Navigating Yearly Calendar September

Navigating the Yearly Calendar: Executive Functioning in September

Welcome to the “Navigating the Yearly Calendar” series! This is a monthly series where we will explore strategies and tools that intersect with the calendar and the rhythm of a school year.

There is a reason we as humans mark time. It is a vital part of our being that helps us make sense out of the world around us as well as our own existence. Marking time is not new; it dates back to the earliest of civilizations. However, in our fast-paced world, marking time can be complicated given all the simultaneous demands on our lives. Marking time has been further impacted by the COVID pandemic, during which, time as we know it, was disrupted. Even today, we are still grappling with the effects of this time disruption.

This series is designed as a reset of how we mark time as it relates to executive functioning skills. By looking at executive functioning on a monthly basis, we can help our children manage time, stuff, and information.

Let’s begin…

Executive Functioning in September:

September is the month when seeds for success are planted. Focus on implementing schedules and routines so that there can be predictability of weekly activities. The goal of the month is to immerse in the routine while keeping stress as low as possible.

From an executive functioning point of view, September is the month to intentionally work together with your child to know the weekly schedule and keep track of their learning materials.

Solidify the schedule. Fall is a time of excitement around returning to beloved activities. Take advantage of participation in these activities, especially after the last two years. At the same time, be mindful about overscheduling. A child may want many activities. However, scheduling too much during a week can lead to stress, both for the child and for the family. A general rule of thumb is only one afterschool activity per day (as opposed to 2 or 3). When making the schedule, it is important to consider a schedule which takes into account travel time, homework time, and daily downtime.
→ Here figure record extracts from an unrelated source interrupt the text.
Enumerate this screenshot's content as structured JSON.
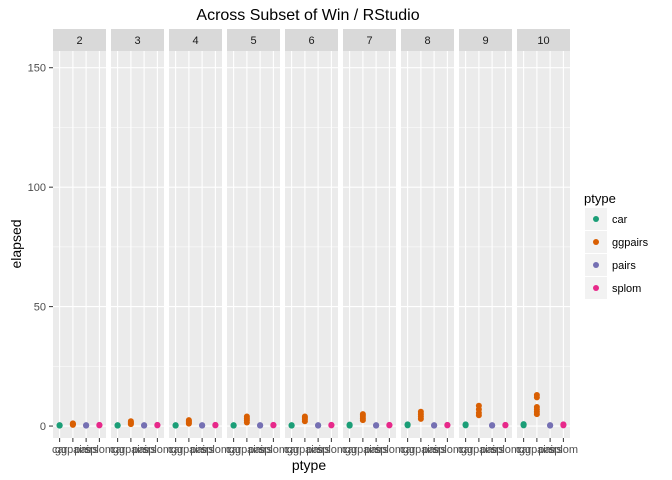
{
  "chart_data": {
    "type": "scatter",
    "title": "Across Subset of Win / RStudio",
    "xlabel": "ptype",
    "ylabel": "elapsed",
    "ylim": [
      -5,
      157
    ],
    "y_ticks": [
      0,
      50,
      100,
      150
    ],
    "categories": [
      "car",
      "ggpairs",
      "pairs",
      "splom"
    ],
    "facet_labels": [
      "2",
      "3",
      "4",
      "5",
      "6",
      "7",
      "8",
      "9",
      "10"
    ],
    "legend": {
      "title": "ptype",
      "placement": "right",
      "entries": [
        "car",
        "ggpairs",
        "pairs",
        "splom"
      ]
    },
    "colors": {
      "car": "#1b9e77",
      "ggpairs": "#d95f02",
      "pairs": "#7570b3",
      "splom": "#e7298a",
      "panel_bg": "#ebebeb",
      "strip_bg": "#d9d9d9",
      "grid": "#ffffff"
    },
    "grid": true,
    "facets": [
      {
        "facet": "2",
        "points": {
          "car": [
            0.2,
            0.3,
            0.4
          ],
          "ggpairs": [
            0.5,
            0.7,
            0.9,
            1.1
          ],
          "pairs": [
            0.2,
            0.3,
            0.4
          ],
          "splom": [
            0.3,
            0.4,
            0.5
          ]
        }
      },
      {
        "facet": "3",
        "points": {
          "car": [
            0.2,
            0.3,
            0.4
          ],
          "ggpairs": [
            0.8,
            1.2,
            1.6,
            2.0
          ],
          "pairs": [
            0.2,
            0.3,
            0.4
          ],
          "splom": [
            0.3,
            0.4,
            0.5
          ]
        }
      },
      {
        "facet": "4",
        "points": {
          "car": [
            0.2,
            0.3,
            0.4
          ],
          "ggpairs": [
            1.0,
            1.5,
            2.0,
            2.5
          ],
          "pairs": [
            0.2,
            0.3,
            0.4
          ],
          "splom": [
            0.3,
            0.4,
            0.5
          ]
        }
      },
      {
        "facet": "5",
        "points": {
          "car": [
            0.2,
            0.3,
            0.4
          ],
          "ggpairs": [
            1.5,
            2.5,
            3.2,
            4.0
          ],
          "pairs": [
            0.2,
            0.3,
            0.4
          ],
          "splom": [
            0.3,
            0.4,
            0.5
          ]
        }
      },
      {
        "facet": "6",
        "points": {
          "car": [
            0.2,
            0.3,
            0.4
          ],
          "ggpairs": [
            2.0,
            2.8,
            3.5,
            4.0
          ],
          "pairs": [
            0.2,
            0.3,
            0.4
          ],
          "splom": [
            0.3,
            0.4,
            0.5
          ]
        }
      },
      {
        "facet": "7",
        "points": {
          "car": [
            0.2,
            0.4,
            0.6
          ],
          "ggpairs": [
            2.5,
            3.3,
            4.2,
            5.0
          ],
          "pairs": [
            0.2,
            0.3,
            0.4
          ],
          "splom": [
            0.3,
            0.4,
            0.5
          ]
        }
      },
      {
        "facet": "8",
        "points": {
          "car": [
            0.3,
            0.5,
            0.7
          ],
          "ggpairs": [
            3.0,
            4.0,
            5.0,
            6.0
          ],
          "pairs": [
            0.2,
            0.3,
            0.4
          ],
          "splom": [
            0.3,
            0.4,
            0.5
          ]
        }
      },
      {
        "facet": "9",
        "points": {
          "car": [
            0.3,
            0.5,
            0.7
          ],
          "ggpairs": [
            4.5,
            5.5,
            7.0,
            8.5
          ],
          "pairs": [
            0.2,
            0.3,
            0.4
          ],
          "splom": [
            0.3,
            0.4,
            0.5
          ]
        }
      },
      {
        "facet": "10",
        "points": {
          "car": [
            0.3,
            0.6,
            0.8
          ],
          "ggpairs": [
            5.0,
            6.0,
            7.0,
            8.0,
            12.0,
            13.0
          ],
          "pairs": [
            0.2,
            0.3,
            0.4
          ],
          "splom": [
            0.3,
            0.5,
            0.7
          ]
        }
      }
    ]
  }
}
Start with support in place. If your child had support last year (therapy, tutoring, coaching) it is strongly suggested that the child start with the support in place. Taking a “wait and see approach” usually does not lead to good results and, again, can cause extra stress for all involved. Give your child the support they need to start the school year on the right foot. Adjustments can always be made along the way.

Location, location, location. Consider whether it is best for a child to do homework, reading, and studying in their room or in an area where a parent can be there to supervise and answer questions. Children with executive functioning difficulties may require extra time and support to get back into routines needed for academic success. Only you and your child can know what works best for home learning and review. September is a great month to test out the location in the home that will best suit everyone’s needs.

School supplies and their spots for success. Take some time to ensure that your child has the school supplies needed for success. Take into consideration your child’s specific needs:

  • Do they need extra pencils, highlighters, or whiteboard markers? It can be stressful if the “one” highlighter can’t be found. Avoid the stress by having extra.
  • Does your child need a heavy duty notebook or folder? Sometimes spending a bit extra for a reinforced noteboard or a plastic instead of a cardboard folder is worth it.
  • Would you child benefit from having extra chargers or a charger station? Chargers that go from school to home and back can be lost, forgotten or damaged. There is much work done online and having no power on a device delays the start or finishing of academic tasks.

Revisit morning and evening routines. It is a good idea to consider what the morning and evening routine look like each year. Your child has grown older, and there may be adjustments that need to be made. In general, morning and evening routines that bring calm and comfort are best.

Things to consider with morning and evening routines include:

  • When to decide upon the outfit of the day
  • Ensuring there is daily time to unwind
  • Creating and sticking to a technology shutdown time
  • The timing of packing lunches/snacks, personal care, etc.

Wishing you a smooth month as you settle into the new school year and plant the seeds needed for success.